The Town of Fairfield, south of the I-95 corridor, was originally marshy land, that has been largely filled in and developed over time. Today, roughly 3000 structures sit in the Town’s flood plain, including many town buildings and historical sites, 5 churches and three schools, as well as roughly 15 % of the town's residential housing.
In 2019, The Army Corp of Engineers (USACE) conducted a study that resulted in a multi section plan to protect the Fairfield shoreline. They assessed the risk as hundreds of millions of dollars in total estimated damages and a potential loss of life (referencing the 1938. 1954 and 1955 storm event loss of life) based on a 1% Annual Exceedence Probability (AEP) flood. Their plan, a plan that would protect most of the town infrastructure and residences from high flood events, had a projected cost of $546 million and while it had a positive cost benefit ratio of 1.7, it ultimately was not expected to meet the cost benefit thresholds to be approved for federal funding. The cost was considered too high for the town to proceed on its own.
The Town has assessed the USACE plan and identified “critical” sections that, if implemented, have the potential to mitigate the majority of the damages and impact from major storm events. The Town is hoping to investigate lower cost alternatives to produce a more competitive BCR and then would be able to propose to move those projects forward. The town would expect to apply for individual grants for each of these sections as grant funding becomes available. In order to do that, the town needs to update the USACE costs (USACE had provided “Project Costs” in 2019 dollars) and to perform a Benefit Cost Analysis, BCA.
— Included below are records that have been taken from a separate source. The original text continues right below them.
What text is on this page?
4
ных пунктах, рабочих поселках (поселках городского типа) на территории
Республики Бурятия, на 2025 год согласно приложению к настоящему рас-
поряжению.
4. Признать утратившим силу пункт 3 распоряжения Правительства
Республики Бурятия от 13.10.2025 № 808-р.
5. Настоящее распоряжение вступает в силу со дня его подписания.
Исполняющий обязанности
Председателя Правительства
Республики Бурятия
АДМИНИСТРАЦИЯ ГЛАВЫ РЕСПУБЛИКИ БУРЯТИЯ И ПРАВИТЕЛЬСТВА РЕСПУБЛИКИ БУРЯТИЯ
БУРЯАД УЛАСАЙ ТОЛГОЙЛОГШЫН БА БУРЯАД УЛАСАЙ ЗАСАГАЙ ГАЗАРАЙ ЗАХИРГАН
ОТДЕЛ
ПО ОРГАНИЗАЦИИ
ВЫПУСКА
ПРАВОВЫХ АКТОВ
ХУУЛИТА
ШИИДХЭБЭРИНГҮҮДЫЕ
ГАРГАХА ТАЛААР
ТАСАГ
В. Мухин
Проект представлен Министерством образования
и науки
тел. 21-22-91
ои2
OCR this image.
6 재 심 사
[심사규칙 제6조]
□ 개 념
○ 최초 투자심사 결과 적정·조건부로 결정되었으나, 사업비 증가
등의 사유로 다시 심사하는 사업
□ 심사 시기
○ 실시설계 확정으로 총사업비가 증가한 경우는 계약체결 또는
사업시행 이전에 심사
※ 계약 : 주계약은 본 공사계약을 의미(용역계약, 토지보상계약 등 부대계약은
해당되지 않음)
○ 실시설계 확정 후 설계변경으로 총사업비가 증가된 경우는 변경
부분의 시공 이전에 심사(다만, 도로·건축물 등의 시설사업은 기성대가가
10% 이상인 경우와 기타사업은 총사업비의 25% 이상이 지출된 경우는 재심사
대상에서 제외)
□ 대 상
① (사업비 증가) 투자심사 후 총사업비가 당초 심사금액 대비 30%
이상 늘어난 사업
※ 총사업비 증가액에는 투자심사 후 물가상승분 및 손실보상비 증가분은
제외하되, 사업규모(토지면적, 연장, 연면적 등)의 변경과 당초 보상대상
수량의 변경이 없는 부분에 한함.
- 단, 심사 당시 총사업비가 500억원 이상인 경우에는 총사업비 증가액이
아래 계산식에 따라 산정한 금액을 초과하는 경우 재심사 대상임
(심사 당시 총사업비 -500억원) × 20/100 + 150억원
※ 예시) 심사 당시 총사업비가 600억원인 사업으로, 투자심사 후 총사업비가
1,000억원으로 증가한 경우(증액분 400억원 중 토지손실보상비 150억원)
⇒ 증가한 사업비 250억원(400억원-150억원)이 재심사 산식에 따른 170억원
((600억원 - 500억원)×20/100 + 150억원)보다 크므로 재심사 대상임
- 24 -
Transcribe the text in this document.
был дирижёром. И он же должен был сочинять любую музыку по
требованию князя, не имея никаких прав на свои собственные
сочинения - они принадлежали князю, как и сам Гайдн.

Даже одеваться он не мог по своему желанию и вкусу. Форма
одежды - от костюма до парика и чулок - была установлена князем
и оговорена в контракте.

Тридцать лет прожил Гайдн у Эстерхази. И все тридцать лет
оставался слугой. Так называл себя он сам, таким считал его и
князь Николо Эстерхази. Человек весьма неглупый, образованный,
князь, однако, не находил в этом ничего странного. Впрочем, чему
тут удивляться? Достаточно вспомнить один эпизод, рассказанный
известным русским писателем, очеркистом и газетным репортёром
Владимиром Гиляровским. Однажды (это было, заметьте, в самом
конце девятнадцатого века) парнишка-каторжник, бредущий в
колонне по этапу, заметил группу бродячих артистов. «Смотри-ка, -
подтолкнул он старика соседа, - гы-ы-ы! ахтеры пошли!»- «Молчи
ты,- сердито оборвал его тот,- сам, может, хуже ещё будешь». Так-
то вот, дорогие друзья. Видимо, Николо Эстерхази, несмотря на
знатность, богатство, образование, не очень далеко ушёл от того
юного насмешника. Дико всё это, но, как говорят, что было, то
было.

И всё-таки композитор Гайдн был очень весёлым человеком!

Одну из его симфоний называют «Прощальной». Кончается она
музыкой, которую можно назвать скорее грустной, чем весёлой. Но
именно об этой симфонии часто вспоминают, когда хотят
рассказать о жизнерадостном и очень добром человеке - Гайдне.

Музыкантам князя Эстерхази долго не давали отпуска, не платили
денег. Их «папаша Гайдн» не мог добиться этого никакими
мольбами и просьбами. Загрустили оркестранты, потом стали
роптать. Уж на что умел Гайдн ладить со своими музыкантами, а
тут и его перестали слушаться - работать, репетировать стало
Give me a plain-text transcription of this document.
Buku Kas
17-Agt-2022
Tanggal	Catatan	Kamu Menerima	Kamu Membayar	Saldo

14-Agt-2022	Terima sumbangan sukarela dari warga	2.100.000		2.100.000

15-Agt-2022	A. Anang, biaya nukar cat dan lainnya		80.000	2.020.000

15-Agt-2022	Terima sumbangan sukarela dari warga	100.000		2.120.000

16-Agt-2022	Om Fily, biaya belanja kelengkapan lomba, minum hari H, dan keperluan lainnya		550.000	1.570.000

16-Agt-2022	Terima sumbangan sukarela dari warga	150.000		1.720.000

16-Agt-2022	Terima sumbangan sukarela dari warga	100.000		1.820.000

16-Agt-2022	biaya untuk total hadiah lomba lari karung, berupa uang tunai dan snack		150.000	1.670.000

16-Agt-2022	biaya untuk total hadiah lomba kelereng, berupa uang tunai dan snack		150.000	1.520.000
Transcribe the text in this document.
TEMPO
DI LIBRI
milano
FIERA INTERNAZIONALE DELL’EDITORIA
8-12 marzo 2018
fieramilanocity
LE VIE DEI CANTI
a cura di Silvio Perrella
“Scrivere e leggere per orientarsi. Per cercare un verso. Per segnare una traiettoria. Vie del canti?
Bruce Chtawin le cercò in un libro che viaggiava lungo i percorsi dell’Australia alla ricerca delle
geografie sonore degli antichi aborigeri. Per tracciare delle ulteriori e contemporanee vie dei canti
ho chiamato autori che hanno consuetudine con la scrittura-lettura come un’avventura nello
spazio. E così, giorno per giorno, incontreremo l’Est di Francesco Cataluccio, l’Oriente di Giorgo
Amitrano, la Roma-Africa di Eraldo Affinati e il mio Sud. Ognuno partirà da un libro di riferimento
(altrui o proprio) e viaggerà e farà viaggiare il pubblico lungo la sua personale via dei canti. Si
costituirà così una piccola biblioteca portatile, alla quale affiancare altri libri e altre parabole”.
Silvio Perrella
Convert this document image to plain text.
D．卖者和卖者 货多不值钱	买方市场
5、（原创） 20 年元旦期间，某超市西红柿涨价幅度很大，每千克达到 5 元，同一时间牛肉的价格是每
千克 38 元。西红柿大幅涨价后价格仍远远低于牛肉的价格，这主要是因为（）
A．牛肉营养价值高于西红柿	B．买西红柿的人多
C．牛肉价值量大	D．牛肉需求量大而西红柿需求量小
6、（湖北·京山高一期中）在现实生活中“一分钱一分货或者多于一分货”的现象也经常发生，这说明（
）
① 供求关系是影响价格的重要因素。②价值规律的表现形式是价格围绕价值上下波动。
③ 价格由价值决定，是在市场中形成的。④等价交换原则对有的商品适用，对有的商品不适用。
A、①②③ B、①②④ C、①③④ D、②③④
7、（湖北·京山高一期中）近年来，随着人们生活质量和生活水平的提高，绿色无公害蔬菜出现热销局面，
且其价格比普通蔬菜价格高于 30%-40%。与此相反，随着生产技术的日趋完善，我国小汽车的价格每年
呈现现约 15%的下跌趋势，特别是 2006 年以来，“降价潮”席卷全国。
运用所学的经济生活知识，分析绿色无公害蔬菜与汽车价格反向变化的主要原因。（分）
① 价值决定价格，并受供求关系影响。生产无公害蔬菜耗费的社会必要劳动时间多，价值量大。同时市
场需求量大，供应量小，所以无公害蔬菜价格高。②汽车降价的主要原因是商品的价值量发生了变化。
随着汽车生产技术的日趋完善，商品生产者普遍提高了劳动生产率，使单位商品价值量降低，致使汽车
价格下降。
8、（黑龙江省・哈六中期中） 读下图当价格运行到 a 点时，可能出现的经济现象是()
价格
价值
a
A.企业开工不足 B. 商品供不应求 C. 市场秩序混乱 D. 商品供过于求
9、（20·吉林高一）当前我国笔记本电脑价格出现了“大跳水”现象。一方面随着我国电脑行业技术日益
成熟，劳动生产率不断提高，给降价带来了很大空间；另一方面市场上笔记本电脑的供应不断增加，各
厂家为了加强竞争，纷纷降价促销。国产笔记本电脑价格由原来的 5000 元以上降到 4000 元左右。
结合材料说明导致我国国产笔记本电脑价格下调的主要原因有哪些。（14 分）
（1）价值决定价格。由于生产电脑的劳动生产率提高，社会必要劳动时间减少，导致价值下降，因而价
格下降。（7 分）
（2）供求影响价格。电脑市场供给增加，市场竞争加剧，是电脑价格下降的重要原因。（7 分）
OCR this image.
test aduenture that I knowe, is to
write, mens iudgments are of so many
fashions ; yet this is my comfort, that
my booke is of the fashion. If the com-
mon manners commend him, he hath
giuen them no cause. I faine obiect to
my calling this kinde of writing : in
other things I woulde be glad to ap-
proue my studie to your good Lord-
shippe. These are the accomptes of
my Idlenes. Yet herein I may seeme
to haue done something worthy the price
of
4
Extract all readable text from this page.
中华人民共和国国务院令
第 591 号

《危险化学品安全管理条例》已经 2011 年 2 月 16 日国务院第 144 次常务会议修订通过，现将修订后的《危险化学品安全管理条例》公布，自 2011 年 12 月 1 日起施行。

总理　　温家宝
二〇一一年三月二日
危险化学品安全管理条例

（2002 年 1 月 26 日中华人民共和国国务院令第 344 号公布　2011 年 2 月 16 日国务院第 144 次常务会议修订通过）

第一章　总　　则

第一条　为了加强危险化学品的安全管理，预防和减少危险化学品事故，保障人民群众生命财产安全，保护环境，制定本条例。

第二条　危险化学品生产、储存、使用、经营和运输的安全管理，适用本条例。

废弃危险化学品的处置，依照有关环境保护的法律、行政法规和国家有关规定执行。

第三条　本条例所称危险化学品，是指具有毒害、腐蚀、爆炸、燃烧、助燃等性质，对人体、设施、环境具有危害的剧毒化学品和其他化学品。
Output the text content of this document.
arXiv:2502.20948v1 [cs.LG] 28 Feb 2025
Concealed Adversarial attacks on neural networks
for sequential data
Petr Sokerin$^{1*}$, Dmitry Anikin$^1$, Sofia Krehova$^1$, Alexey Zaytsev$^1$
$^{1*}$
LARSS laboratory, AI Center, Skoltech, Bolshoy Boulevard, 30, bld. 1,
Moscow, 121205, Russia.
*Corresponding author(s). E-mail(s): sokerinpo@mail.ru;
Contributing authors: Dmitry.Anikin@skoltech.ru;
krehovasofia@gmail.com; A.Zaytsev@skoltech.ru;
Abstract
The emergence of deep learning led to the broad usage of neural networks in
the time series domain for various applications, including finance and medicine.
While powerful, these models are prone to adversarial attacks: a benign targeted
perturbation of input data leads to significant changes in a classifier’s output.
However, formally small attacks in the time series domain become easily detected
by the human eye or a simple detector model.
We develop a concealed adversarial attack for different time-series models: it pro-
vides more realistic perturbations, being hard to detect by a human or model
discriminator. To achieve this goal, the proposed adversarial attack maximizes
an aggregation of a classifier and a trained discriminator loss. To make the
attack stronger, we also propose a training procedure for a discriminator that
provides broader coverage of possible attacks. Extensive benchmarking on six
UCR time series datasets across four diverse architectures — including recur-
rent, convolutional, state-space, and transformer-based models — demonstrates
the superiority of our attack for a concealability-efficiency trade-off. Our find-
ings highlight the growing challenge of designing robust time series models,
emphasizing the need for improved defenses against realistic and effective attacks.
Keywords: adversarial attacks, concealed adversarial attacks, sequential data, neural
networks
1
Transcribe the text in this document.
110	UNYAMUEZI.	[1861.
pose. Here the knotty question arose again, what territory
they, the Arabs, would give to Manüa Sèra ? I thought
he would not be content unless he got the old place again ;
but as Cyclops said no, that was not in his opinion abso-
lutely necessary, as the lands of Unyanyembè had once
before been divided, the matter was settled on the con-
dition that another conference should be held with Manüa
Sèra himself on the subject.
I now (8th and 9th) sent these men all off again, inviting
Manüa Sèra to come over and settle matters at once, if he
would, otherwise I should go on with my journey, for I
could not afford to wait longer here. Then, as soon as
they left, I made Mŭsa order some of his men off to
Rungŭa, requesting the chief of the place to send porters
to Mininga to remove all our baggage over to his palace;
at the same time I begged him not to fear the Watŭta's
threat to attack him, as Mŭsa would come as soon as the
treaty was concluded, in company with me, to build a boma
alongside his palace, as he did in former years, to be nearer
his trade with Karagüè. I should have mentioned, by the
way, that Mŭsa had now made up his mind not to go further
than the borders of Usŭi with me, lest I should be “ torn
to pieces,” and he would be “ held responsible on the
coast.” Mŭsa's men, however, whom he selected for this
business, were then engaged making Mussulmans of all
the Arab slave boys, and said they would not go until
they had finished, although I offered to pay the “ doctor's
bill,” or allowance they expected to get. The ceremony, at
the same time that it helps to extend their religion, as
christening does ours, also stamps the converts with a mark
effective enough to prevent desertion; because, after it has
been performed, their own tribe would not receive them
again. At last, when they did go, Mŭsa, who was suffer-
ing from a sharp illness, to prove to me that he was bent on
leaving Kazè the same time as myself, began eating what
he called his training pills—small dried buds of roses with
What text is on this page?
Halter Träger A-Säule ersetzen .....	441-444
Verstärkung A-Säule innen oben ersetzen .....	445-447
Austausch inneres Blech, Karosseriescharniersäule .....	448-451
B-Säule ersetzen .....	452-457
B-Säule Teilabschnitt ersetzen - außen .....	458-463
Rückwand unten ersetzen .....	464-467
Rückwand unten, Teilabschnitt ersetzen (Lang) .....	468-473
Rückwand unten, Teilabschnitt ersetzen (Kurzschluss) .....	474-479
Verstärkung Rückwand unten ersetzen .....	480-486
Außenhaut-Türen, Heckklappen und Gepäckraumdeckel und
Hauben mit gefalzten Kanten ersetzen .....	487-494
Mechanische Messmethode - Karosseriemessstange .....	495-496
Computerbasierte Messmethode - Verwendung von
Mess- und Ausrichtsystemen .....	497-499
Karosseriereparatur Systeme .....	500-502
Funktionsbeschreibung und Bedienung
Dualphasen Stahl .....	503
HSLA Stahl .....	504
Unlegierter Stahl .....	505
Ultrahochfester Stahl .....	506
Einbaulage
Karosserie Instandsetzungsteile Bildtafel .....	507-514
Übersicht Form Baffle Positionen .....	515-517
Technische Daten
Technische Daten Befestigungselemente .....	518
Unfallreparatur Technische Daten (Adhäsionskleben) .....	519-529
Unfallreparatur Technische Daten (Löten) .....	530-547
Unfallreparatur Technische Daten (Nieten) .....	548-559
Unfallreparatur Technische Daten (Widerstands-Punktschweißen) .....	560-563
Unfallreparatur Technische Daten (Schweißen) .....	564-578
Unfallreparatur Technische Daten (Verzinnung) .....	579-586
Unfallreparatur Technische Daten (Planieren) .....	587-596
CIRCA's MRGP grant in the amount of $30,000 covers updated costs and a BCA for two to three of the sections of the town plan to confirm these are highly beneficial projects.
Available May, 2023
The USACE plan and Fairfield comprehensive resiliency projects have identified project segment areas. The first three priorities include:
First priority – update the USACE costs to provide for 2 “T- wall” sections of the plan from Jennings Beach, past the marina section and to create a 7 ft “T-wall” section that will tie into Ash Creek Open Space. The town would like to investigate more cost effective mitigation such as earthen berms/dikes and utilizing tidegate(s) instead of pump station. A core part of this will be determining the BCA for this part of the plan in order to move towards a grant ready project that would involve detailed design and eventual construction.
Second Priority – If funds permit, the Town would propose to work with a consultant to update the USACE costs for the Salt Meadow Road “T – wall” run. Cost saving and effective alternatives would also be investigated. A core part of this will be determining a BCA for this section in order to move towards a grant ready project for more detailed design and eventual construction.
Third Priority – The Town of Fairfield has shovel ready plans (completed final design plans) for a combined self regulating tidegates, culvert and sewer siphon project. Unfortunately so far, the complex nature of the project has had limited grant opportunities. By developing a BCR, the Town could be able to determine if project meets various grant criteria that includes environmental benefits.
Although the Town feels all three priorities are beneficial, projects have been identified as Priority One, Two and Three. By obtaining the Benefit Cost Analysis, the Town can further prioritize its project pipeline efforts and identify relevant funding programs for those segments. The Town hopes to continue to make significant progress in improving resiliency in targeted or beneficial areas.